La vie, et alors ? - Kupiec

Sous la dir. de Jean-Jacques Kupiec La VIE, et ALORS ? Paris, Editions

Sous la dir. de Jean-Jacques Kupiec
La VIE, et ALORS ?
Paris, Editions Belin, 2013, 415 pages.

Parmi les quelques seize chapitres de cet ouvrage collectif, la difficulté de lecture varie pour le profane. Citons-en toutefois deux, le 5 : "Qu'est-ce qu'un gène : la fin d'une évidence", et le 6 : "Existe-t-il un programme génétique ?", tout à fait accessibles et utiles.
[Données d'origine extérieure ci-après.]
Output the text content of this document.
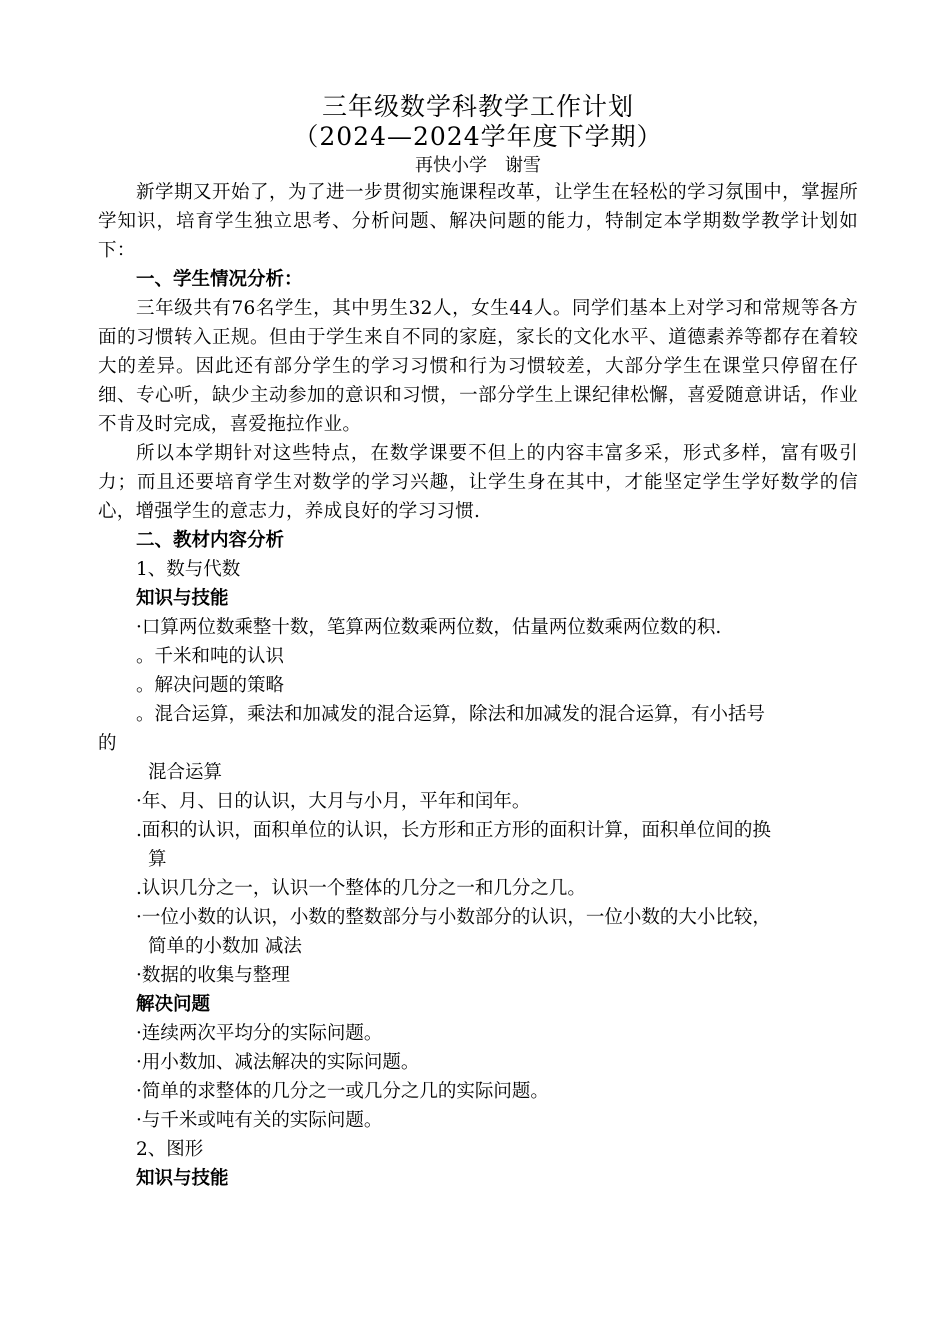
三年级数学科教学工作计划
（2024—2024学年度下学期）
再快小学　谢雪

新学期又开始了，为了进一步贯彻实施课程改革，让学生在轻松的学习氛围中，掌握所学知识，培育学生独立思考、分析问题、解决问题的能力，特制定本学期数学教学计划如下：

一、学生情况分析：

三年级共有76名学生，其中男生32人，女生44人。同学们基本上对学习和常规等各方面的习惯转入正规。但由于学生来自不同的家庭，家长的文化水平、道德素养等都存在着较大的差异。因此还有部分学生的学习习惯和行为习惯较差，大部分学生在课堂只停留在仔细、专心听，缺少主动参加的意识和习惯，一部分学生上课纪律松懈，喜爱随意讲话，作业不肯及时完成，喜爱拖拉作业。

所以本学期针对这些特点，在数学课要不但上的内容丰富多采，形式多样，富有吸引力；而且还要培育学生对数学的学习兴趣，让学生身在其中，才能坚定学生学好数学的信心，增强学生的意志力，养成良好的学习习惯.

二、教材内容分析

1、数与代数

知识与技能

·口算两位数乘整十数，笔算两位数乘两位数，估量两位数乘两位数的积.

。千米和吨的认识

。解决问题的策略

。混合运算，乘法和加减发的混合运算，除法和加减发的混合运算，有小括号

的

混合运算

·年、月、日的认识，大月与小月，平年和闰年。

.面积的认识，面积单位的认识，长方形和正方形的面积计算，面积单位间的换

算

.认识几分之一，认识一个整体的几分之一和几分之几。

·一位小数的认识，小数的整数部分与小数部分的认识，一位小数的大小比较，

简单的小数加 减法

·数据的收集与整理

解决问题

·连续两次平均分的实际问题。

·用小数加、减法解决的实际问题。

·简单的求整体的几分之一或几分之几的实际问题。

·与千米或吨有关的实际问题。

2、图形

知识与技能
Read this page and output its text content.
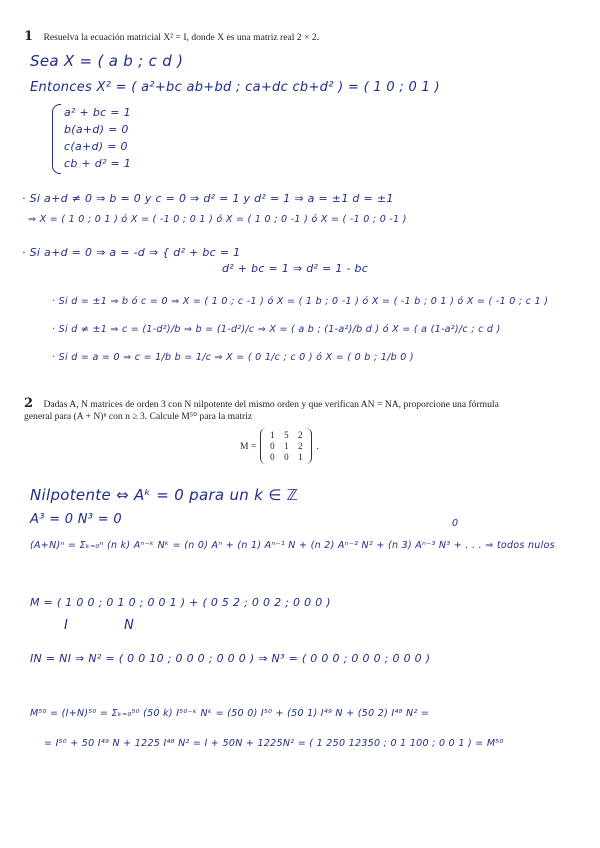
1 Resuelva la ecuación matricial X² = I, donde X es una matriz real 2 × 2.
Sea X = ( a b ; c d )
Entonces X² = ( a²+bc ab+bd ; ca+dc cb+d² ) = ( 1 0 ; 0 1 )
a² + bc = 1
b(a+d) = 0
c(a+d) = 0
cb + d² = 1
· Si a+d ≠ 0 ⇒ b = 0 y c = 0 ⇒ d² = 1 y d² = 1 ⇒ a = ±1 d = ±1
⇒ X = ( 1 0 ; 0 1 ) ó X = ( -1 0 ; 0 1 ) ó X = ( 1 0 ; 0 -1 ) ó X = ( -1 0 ; 0 -1 )
· Si a+d = 0 ⇒ a = -d ⇒ { d² + bc = 1
d² + bc = 1 ⇒ d² = 1 - bc
· Si d = ±1 ⇒ b ó c = 0 ⇒ X = ( 1 0 ; c -1 ) ó X = ( 1 b ; 0 -1 ) ó X = ( -1 b ; 0 1 ) ó X = ( -1 0 ; c 1 )
· Si d ≠ ±1 ⇒ c = (1-d²)/b ⇒ b = (1-d²)/c ⇒ X = ( a b ; (1-a²)/b d ) ó X = ( a (1-a²)/c ; c d )
· Si d = a = 0 ⇒ c = 1/b b = 1/c ⇒ X = ( 0 1/c ; c 0 ) ó X = ( 0 b ; 1/b 0 )
2 Dadas A, N matrices de orden 3 con N nilpotente del mismo orden y que verifican AN = NA, proporcione una fórmula general para (A + N)ⁿ con n ≥ 3. Calcule M⁵⁰ para la matriz
M =
1	5	2
0	1	2
0	0	1
.
Nilpotente ⇔ Aᵏ = 0 para un k ∈ ℤ
A³ = 0 N³ = 0	0
(A+N)ⁿ = Σₖ₌₀ⁿ (n k) Aⁿ⁻ᵏ Nᵏ = (n 0) Aⁿ + (n 1) Aⁿ⁻¹ N + (n 2) Aⁿ⁻² N² + (n 3) Aⁿ⁻³ N³ + . . . ⇒ todos nulos
M = ( 1 0 0 ; 0 1 0 ; 0 0 1 ) + ( 0 5 2 ; 0 0 2 ; 0 0 0 )
I	N
IN = NI ⇒ N² = ( 0 0 10 ; 0 0 0 ; 0 0 0 ) ⇒ N³ = ( 0 0 0 ; 0 0 0 ; 0 0 0 )
M⁵⁰ = (I+N)⁵⁰ = Σₖ₌₀⁵⁰ (50 k) I⁵⁰⁻ᵏ Nᵏ = (50 0) I⁵⁰ + (50 1) I⁴⁹ N + (50 2) I⁴⁸ N² =
= I⁵⁰ + 50 I⁴⁹ N + 1225 I⁴⁸ N² = I + 50N + 1225N² = ( 1 250 12350 ; 0 1 100 ; 0 0 1 ) = M⁵⁰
Le premier, en explorant l'histoire du concept de gène, montre sa complexité croissante et la difficulté de le délimiter et ainsi de le définir. Aussi, "il se pourrait bien que le nombre de gènes permettant (...) la production de nombreuses protéines différentes soit plus important qu'on ne le pense." Le modèle "Un gène --> une protéine" tend en conséquence à perdre de sa superbe. L'auteur insiste également sur le rôle de l'environnement : "Du fait que les informations obtenues à partir du matériel génétique dépendent du contexte, la définition du gène dépend des caractères qui sont étudiés. Les limites des gènes ne sont pas fixées par le matériel génétique lui-même, mais varient en fonction des contextes cellulaires et environnementaux."
Le second article, suivant également un cheminement historique, présente les débats relatifs à la notion de "programme génétique" et à la vision déterministe qu'elle charrie. Pour en arriver à pencher vers la conclusion que, moins antagoniques qu'ils paraissent, le modèle "déterministe" et le modèle "probabiliste" ("stochastique", "hasardeux", "aléatoire") peuvent dans une certaine mesure être combinés. Dans une certaine mesure puisque ce serait bien au premier d'être contenu dans le second :
"Dépasser l'opposition entre déterminisme et probabilisme est en effet possible. Il faut pour cela accepter l'idée que le second n'est pas la négation du premier, mais l'englobe. En effet, la "spécificité" de l'interaction entre deux molécules n'est que le reflet de leur très grande affinité, qui se caractérise par des constantes d'association élevées, en tout cas significativement plus qu'avec tout autre partenaire moléculaire potentiel. Il n'en demeure pas moins qu'il s'agit d'une valeur quantitative et pas d'un système de "tout ou rien". Si l'on élargit le raisonnement, les interactions déterministes entre deux molécules "stéréospécifiques" ne le sont qu'en apparence, tout simplement parce que fonctionnellement, elles donnent l'impression d'avoir lieu systématiquement. En réalité, elles ont juste une probabilité très proche de 1 d'avoir lieu, mais qui reste bien une probabilité. Il est d'ailleurs fort possible que l'évolution par sélection naturelle soit justement l'instance par laquelle ces interactions aient une probabilité "adaptée". Dans certains cas (quand la loi des grands nombres applicable aux cellules ne peut pas jouer, pensons notamment aux premières phases du développement embryonnaire), une phase de déterminisme fonctionnel des interactions est crédible. On peut alors imaginer que la proximité des gènes entre eux et leur nombre de copies, paramètres pouvant chacun passer au crible de la sélection naturelle, puissent permettre cette apparence de fonctionnement déterministe. Dans d'autres cas, quand un fonctionnement "à l'identique" de chacune des cellules d'un tissu n'est pas absolument nécessaire, l'expression stochastique pourrait exister sans conséquence, sans coûteux mécanismes de contrôle, et serait alors plus facilement détectable. Dans ce cadre théorique, on comprend qu'en fait, toutes les interactions sont probabilistes, mais que c'est précisément la valeur de cette probabilité qui est modulée par l'histoire du vivant, en adaptation avec la fonction. Le déterminisme apparaît alors comme la limite du probabilisme ou, dit autrement, un cas particulier. L'opposition s'aplanit et le programme génétique ne décrit plus tant une vérité factuelle que le niveau d'observation auquel on se place : un foie accomplit certes sa fonction de foie, mais chaque cellule de foie a sa marge de manoeuvre, sa liberté biologique, en quelque sorte."
Tout cela représente en somme une bien mauvaise nouvelle pour les tenants des utilisations conservatrices de la biologie appliquée au social, ce dont on ne peut que se réjouir.